« Le conseil d’administration se réunirait ensuite à nouveau mardi matin pour examiner la décision politique. Cela aura l’avantage de permettre aux membres de réfléchir pendant la nuit et de soulever d’autres problèmes ou questions avant que la décision politique ne soit prise », a-t-elle déclaré.
Tout en modifiant les opérations de la Réserve, Chalmers lui donnera également plus de pouvoirs pour gérer l’évolution rapide du système de paiement.
La banque sera en mesure de réglementer les systèmes de paiement nouveaux et émergents, couvrant non seulement les réseaux existants tels que Google Pay, mais aussi les futurs paiements numériques.
Tout en s’occupant de nouvelles façons d’acheter des biens et des services, la RBA travaille déjà à la fin du système de chèques, que le gouvernement prévoit de mettre fin d’ici 2030.
Le nombre de chèques émis par les Australiens est tombé à 453 000 en septembre – le chiffre mensuel le plus bas jamais enregistré. Au cours de l’année écoulée, les chèques ont chuté de 22 pour cent, tandis qu’au cours de la décennie, ils ont diminué de 89 pour cent.
Outre la création d’un comité distinct de fixation des taux d’intérêt, Chalmers affinera la charte de la Banque de réserve conformément aux recommandations de l’examen.
Depuis sa création, la banque a un triple mandat : stabiliser la monnaie, maintenir le plein emploi et prendre des décisions visant à stimuler « la prospérité économique et le bien-être du peuple australien ».
Au fil des années, la stabilisation de la monnaie s’est en fait transformée en un ciblage du taux d’inflation. L’objectif d’inflation de 2 à 3 pour cent de la Banque de réserve fait partie d’une déclaration convenue entre le gouverneur de la banque et le trésorier de l’époque.
Chalmers, qui officialisera dans les prochaines semaines sa déclaration avec Bullock sur le fonctionnement de la banque, modifiera le mandat de la RBA vers la stabilité des prix et le plein emploi.

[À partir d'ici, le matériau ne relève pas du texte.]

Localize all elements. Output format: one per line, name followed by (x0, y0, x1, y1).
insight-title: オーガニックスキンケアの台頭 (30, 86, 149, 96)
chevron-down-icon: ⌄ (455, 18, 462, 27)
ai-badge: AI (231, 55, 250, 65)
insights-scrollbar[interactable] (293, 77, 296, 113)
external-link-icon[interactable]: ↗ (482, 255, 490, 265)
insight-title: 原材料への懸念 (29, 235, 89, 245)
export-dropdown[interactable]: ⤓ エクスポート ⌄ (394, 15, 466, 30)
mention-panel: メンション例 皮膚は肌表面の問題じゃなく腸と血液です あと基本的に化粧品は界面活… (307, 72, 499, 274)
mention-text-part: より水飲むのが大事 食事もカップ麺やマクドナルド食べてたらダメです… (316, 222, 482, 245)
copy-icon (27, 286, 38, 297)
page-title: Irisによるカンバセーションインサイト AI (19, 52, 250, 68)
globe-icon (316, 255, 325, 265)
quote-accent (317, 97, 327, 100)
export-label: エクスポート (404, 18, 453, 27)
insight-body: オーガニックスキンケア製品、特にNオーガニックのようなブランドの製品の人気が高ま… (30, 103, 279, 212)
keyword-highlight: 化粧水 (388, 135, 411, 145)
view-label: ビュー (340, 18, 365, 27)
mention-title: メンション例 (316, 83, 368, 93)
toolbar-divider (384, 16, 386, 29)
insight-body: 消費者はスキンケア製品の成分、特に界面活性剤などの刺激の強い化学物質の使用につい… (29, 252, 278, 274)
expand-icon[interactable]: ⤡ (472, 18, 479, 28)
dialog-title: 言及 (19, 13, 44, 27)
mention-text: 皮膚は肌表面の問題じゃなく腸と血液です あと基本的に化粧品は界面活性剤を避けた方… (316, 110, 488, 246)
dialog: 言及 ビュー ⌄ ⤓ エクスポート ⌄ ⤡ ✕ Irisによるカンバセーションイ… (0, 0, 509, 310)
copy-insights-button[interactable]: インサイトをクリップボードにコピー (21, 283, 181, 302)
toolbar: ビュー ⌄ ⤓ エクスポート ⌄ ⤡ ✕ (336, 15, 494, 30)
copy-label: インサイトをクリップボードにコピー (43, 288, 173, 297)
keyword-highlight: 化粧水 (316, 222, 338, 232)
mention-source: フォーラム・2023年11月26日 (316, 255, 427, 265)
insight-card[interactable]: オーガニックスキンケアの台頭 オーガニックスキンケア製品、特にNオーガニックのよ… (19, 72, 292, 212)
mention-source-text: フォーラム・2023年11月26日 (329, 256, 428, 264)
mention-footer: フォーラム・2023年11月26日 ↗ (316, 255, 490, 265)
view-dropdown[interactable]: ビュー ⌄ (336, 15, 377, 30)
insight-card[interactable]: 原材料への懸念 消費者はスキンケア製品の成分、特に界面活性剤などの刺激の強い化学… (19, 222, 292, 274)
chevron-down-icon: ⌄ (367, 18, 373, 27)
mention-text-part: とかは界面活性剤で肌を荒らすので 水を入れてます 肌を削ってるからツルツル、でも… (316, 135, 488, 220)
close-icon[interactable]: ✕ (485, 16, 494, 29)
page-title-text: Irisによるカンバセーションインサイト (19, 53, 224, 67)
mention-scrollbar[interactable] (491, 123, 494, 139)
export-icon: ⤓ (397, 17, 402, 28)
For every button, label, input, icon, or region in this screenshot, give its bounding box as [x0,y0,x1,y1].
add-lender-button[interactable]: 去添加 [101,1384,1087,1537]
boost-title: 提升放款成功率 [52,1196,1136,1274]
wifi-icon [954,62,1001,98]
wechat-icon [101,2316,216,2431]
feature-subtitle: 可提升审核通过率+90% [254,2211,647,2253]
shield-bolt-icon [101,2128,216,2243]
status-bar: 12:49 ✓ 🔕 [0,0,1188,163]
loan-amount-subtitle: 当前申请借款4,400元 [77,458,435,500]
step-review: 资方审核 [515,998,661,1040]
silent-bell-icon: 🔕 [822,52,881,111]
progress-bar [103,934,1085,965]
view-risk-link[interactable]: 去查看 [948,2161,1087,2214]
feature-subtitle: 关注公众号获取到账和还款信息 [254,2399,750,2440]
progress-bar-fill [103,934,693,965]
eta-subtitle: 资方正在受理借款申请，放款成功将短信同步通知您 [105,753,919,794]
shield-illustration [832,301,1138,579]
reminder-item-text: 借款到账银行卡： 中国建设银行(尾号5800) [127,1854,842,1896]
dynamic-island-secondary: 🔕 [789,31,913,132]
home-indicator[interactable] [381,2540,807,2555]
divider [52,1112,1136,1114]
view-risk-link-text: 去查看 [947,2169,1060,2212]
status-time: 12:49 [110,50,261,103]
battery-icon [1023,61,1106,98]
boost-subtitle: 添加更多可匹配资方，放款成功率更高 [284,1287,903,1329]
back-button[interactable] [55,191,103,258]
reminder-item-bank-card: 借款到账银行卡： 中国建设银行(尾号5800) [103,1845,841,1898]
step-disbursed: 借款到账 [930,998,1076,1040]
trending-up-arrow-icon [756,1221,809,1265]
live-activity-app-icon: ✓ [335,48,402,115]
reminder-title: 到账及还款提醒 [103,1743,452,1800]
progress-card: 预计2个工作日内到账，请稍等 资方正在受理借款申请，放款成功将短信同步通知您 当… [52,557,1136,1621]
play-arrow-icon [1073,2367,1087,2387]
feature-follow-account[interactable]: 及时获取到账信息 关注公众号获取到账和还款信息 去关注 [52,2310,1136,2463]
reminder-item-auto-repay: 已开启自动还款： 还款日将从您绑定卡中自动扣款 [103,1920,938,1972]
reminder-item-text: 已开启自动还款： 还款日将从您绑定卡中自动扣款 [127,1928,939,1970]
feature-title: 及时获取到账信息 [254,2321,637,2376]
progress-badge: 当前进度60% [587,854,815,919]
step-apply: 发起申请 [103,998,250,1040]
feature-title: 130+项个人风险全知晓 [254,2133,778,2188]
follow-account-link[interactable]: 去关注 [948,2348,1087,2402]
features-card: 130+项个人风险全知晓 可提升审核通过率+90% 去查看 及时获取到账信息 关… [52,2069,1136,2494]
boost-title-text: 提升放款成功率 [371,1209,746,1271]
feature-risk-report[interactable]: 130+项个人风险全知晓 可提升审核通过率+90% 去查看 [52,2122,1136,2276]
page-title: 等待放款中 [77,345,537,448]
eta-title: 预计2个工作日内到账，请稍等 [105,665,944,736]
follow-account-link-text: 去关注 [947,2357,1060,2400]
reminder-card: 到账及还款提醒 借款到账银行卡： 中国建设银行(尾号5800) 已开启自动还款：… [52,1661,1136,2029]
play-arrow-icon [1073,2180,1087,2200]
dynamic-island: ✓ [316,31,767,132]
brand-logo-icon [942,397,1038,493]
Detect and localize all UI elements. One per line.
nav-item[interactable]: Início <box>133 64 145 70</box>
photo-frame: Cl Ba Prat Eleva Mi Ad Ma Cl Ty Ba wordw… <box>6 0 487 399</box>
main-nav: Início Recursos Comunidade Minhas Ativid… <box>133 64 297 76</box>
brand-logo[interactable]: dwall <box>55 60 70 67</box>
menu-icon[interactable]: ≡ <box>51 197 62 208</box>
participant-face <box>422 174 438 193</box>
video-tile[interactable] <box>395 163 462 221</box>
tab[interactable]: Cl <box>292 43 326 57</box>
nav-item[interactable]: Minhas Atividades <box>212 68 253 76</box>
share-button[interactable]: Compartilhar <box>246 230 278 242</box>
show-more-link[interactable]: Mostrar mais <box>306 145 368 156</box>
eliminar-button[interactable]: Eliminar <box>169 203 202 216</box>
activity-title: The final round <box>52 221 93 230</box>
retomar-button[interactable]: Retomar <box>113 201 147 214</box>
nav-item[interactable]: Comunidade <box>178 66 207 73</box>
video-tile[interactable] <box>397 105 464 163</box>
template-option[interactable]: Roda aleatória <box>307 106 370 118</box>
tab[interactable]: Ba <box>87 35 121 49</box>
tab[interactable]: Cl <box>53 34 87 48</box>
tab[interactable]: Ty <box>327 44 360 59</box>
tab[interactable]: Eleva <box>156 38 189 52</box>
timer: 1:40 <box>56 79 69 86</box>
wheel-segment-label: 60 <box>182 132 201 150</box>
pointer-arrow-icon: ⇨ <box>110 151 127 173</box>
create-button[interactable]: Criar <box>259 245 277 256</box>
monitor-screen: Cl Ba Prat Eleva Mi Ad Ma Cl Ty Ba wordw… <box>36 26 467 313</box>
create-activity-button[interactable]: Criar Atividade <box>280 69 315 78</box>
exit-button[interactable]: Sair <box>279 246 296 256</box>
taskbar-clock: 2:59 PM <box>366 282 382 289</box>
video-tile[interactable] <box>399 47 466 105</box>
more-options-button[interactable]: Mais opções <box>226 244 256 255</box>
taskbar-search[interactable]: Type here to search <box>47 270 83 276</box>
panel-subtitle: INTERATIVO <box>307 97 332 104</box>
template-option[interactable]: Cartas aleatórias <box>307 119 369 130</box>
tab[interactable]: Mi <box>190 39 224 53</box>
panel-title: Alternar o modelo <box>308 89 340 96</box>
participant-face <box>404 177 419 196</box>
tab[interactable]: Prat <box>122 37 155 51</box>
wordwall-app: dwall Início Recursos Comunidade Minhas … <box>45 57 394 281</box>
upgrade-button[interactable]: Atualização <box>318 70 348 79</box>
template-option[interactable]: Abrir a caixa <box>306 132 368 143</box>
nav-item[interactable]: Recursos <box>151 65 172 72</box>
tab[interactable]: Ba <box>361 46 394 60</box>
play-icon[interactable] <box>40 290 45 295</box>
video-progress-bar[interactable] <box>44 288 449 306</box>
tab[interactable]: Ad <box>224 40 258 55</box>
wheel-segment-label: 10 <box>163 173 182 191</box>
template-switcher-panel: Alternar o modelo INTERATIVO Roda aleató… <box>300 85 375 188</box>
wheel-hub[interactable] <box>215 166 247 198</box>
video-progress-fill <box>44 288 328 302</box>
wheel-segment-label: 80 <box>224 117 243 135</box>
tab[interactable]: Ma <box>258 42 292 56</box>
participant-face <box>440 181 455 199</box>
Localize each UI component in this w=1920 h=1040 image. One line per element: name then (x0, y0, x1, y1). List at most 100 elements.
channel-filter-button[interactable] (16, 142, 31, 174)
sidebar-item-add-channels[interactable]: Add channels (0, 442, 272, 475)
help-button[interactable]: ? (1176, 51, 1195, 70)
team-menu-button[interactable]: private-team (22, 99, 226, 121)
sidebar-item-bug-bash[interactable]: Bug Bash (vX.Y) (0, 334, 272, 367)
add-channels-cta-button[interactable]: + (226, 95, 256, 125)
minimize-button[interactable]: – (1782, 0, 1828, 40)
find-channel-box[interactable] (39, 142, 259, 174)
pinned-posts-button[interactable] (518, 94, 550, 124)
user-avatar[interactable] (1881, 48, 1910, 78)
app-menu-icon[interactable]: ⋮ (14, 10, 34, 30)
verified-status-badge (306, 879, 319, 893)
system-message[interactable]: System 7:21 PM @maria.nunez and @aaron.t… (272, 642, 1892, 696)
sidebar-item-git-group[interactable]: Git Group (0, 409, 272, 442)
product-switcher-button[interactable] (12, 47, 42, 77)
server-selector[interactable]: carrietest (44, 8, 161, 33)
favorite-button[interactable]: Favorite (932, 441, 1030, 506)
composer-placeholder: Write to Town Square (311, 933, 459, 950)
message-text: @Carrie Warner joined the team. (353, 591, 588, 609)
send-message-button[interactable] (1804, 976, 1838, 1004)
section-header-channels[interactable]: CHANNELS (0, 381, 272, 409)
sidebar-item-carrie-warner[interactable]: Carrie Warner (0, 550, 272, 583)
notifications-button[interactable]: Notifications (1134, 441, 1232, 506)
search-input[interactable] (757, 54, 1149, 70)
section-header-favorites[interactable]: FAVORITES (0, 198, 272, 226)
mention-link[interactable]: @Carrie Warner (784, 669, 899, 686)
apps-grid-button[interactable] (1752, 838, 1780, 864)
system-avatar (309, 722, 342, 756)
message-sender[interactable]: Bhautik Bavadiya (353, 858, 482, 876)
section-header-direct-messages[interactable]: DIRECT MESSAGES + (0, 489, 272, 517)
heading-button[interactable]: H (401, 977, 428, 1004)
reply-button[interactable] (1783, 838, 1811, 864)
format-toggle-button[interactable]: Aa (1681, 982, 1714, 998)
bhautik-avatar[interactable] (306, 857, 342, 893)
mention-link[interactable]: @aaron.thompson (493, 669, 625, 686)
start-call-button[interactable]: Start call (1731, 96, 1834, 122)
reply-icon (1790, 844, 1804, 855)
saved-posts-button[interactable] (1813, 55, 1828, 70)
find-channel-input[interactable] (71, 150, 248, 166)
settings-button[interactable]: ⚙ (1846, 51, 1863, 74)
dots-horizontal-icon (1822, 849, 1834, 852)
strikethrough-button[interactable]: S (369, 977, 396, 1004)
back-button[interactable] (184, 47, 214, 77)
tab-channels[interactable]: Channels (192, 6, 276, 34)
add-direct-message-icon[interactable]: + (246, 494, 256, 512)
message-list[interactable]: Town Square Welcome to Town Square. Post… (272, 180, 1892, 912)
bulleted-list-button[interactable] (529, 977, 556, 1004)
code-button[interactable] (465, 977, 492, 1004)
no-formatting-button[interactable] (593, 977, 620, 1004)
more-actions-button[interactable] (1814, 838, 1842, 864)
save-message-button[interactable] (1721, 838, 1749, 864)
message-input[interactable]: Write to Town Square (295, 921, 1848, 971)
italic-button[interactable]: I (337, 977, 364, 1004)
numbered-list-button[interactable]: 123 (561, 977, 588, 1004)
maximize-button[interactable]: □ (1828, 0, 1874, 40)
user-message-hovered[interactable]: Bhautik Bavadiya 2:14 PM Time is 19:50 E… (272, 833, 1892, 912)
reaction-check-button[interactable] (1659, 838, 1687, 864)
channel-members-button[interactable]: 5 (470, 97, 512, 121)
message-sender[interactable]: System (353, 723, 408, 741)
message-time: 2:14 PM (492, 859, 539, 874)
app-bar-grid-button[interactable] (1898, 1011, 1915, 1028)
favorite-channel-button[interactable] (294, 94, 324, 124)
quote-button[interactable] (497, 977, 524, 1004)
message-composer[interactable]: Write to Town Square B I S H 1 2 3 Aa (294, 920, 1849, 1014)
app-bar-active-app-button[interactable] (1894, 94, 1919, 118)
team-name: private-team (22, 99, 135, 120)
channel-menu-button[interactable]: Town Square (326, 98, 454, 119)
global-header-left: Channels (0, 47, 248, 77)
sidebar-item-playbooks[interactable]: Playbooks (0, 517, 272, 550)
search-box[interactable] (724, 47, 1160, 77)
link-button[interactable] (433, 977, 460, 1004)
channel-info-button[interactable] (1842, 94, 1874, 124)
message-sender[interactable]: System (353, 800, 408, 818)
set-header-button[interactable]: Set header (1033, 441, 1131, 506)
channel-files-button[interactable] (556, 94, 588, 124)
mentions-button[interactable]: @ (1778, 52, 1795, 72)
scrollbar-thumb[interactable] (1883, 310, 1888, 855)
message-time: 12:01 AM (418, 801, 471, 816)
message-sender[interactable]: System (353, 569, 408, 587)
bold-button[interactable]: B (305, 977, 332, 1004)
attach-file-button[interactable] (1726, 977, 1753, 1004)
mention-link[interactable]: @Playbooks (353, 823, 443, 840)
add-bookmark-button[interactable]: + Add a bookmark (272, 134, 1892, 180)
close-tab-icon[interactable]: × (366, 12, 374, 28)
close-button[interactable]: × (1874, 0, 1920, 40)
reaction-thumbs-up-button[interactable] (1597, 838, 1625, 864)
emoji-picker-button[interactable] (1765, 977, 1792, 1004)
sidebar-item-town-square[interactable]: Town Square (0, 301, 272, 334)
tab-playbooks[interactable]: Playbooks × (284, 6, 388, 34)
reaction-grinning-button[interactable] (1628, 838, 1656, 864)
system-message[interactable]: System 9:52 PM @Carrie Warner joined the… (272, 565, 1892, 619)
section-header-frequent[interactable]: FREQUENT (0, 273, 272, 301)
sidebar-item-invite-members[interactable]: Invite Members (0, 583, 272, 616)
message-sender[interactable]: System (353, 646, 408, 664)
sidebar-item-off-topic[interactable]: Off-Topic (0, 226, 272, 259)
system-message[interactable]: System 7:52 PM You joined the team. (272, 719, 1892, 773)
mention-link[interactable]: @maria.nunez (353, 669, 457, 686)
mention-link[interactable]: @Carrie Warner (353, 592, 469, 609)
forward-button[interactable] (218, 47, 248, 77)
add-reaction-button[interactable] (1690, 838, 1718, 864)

Le rétrécissement du mandat a suscité certaines inquiétudes au sein du Parti libéral, car le conseil de politique des taux d’intérêt de la banque pourrait réduire ses efforts visant à maintenir l’inflation entre 2 et 3 pour cent. Cela a alimenté les inquiétudes concernant d’éventuelles nominations au conseil d’administration.
Les changements incluront également la suppression de la possibilité pour le gouvernement d’opposer son veto à une décision de la Banque de réserve. Cela fait partie de la législation générale de la banque depuis sa création mais n’a jamais été utilisé.
L’une des principales critiques formulées par la RBA à l’égard de la banque concerne la manière dont elle communique avec le public. Une partie du changement apporté aux opérations de la banque consistera en des conférences de presse suivant ses réunions régulières, plutôt qu’en un simple communiqué de presse.